In meinem Beruf als Pfarrerin geht es mir ja stets darum, Menschen zu ermöglichen, mehr Zeit mit Gott zu verbringen. Ich bin noch nie auf die Idee gekommen, dass jemand mal eine Pause von Gott bräuchte. Aber ich verstehe meine Schülerin.
Was würde Gott sagen, wenn ich ihn um eine Pause bitten würde? Plötzlich fällt mir auf: In der Bibel gibt es tatsächlich eine Geschichte, in der sich jemand eine Pause nimmt. Es ist die Geschichte von einem Sohn, der wegwill. Er möchte aus seinem Elternhaus raus. Er möchte von seinem Vater und Bruder weg. Er will frei sein. Das Leben genießen. Nicht immer das tun müssen, was ihm gesagt wird. Und dieser Sohn lässt sich also sein Erbe auszahlen und verschwindet. Leider läuft es alles nicht so, wie er sich das erträumt hatte. Sein Geld ist bald weg. Er hungert und landet schlussendlich als Schweinehirt im Dreck bei den Schweinen. Irgendwann nimmt er seinen ganzen Mut zusammen und kehrt zu seinem Vater zurück. Dieser schimpft nicht ein einziges Mal, sondern empfängt ihn mit offenen Armen und feiert ein großes Fest.

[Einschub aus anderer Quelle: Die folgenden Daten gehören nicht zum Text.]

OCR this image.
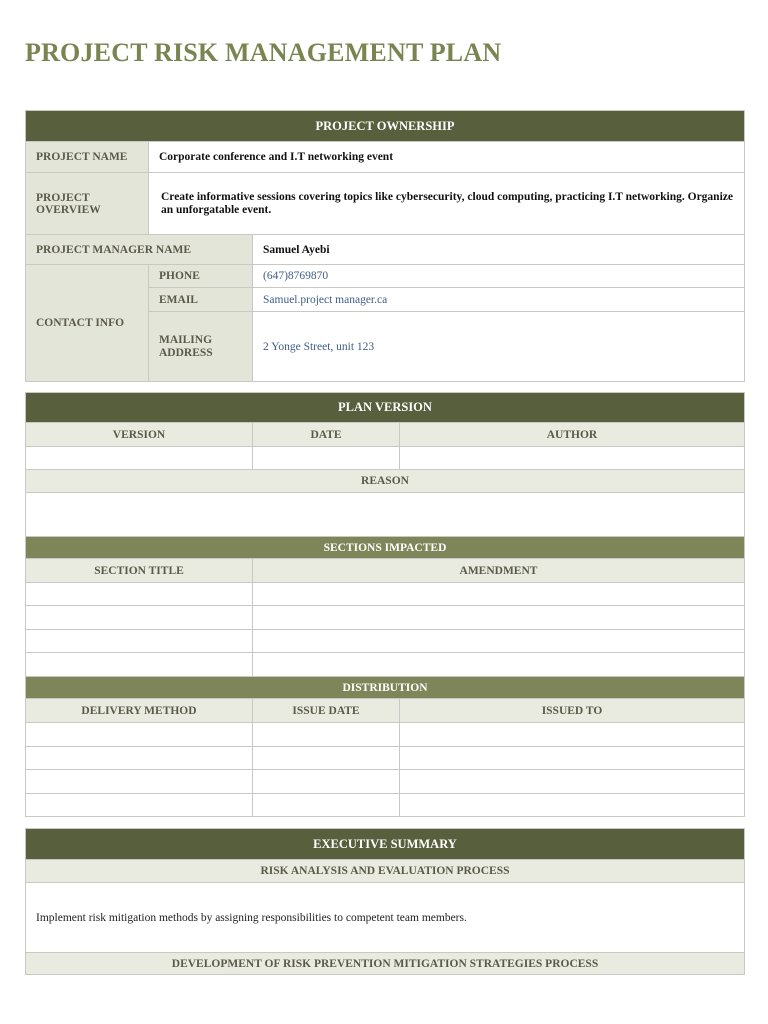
PROJECT RISK MANAGEMENT PLAN
PROJECT OWNERSHIP		
PROJECT NAME	Corporate conference and I.T networking event	
PROJECT OVERVIEW	Create informative sessions covering topics like cybersecurity, cloud computing, practicing I.T networking. Organize an unforgatable event.	
PROJECT MANAGER NAME		Samuel Ayebi
CONTACT INFO	PHONE	(647)8769870
	EMAIL	Samuel.project manager.ca
	MAILING ADDRESS	2 Yonge Street, unit 123
PLAN VERSION		
VERSION	DATE	AUTHOR

REASON		

SECTIONS IMPACTED		
SECTION TITLE	AMENDMENT	

DISTRIBUTION		
DELIVERY METHOD	ISSUE DATE	ISSUED TO

EXECUTIVE SUMMARY
RISK ANALYSIS AND EVALUATION PROCESS
Implement risk mitigation methods by assigning responsibilities to competent team members.
DEVELOPMENT OF RISK PREVENTION MITIGATION STRATEGIES PROCESS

Dieser Vater steht exemplarisch für Gott.
Sich von Gott begleitet zu wissen, ist nur ein Angebot. Wir sind frei, das anzunehmen oder es sein zu lassen. Es ist ok, wenn wir ne Pause von Gott brauchen, eigene Erfahrungen machen möchten und gucken, ob es nicht auch ohne Gott geht.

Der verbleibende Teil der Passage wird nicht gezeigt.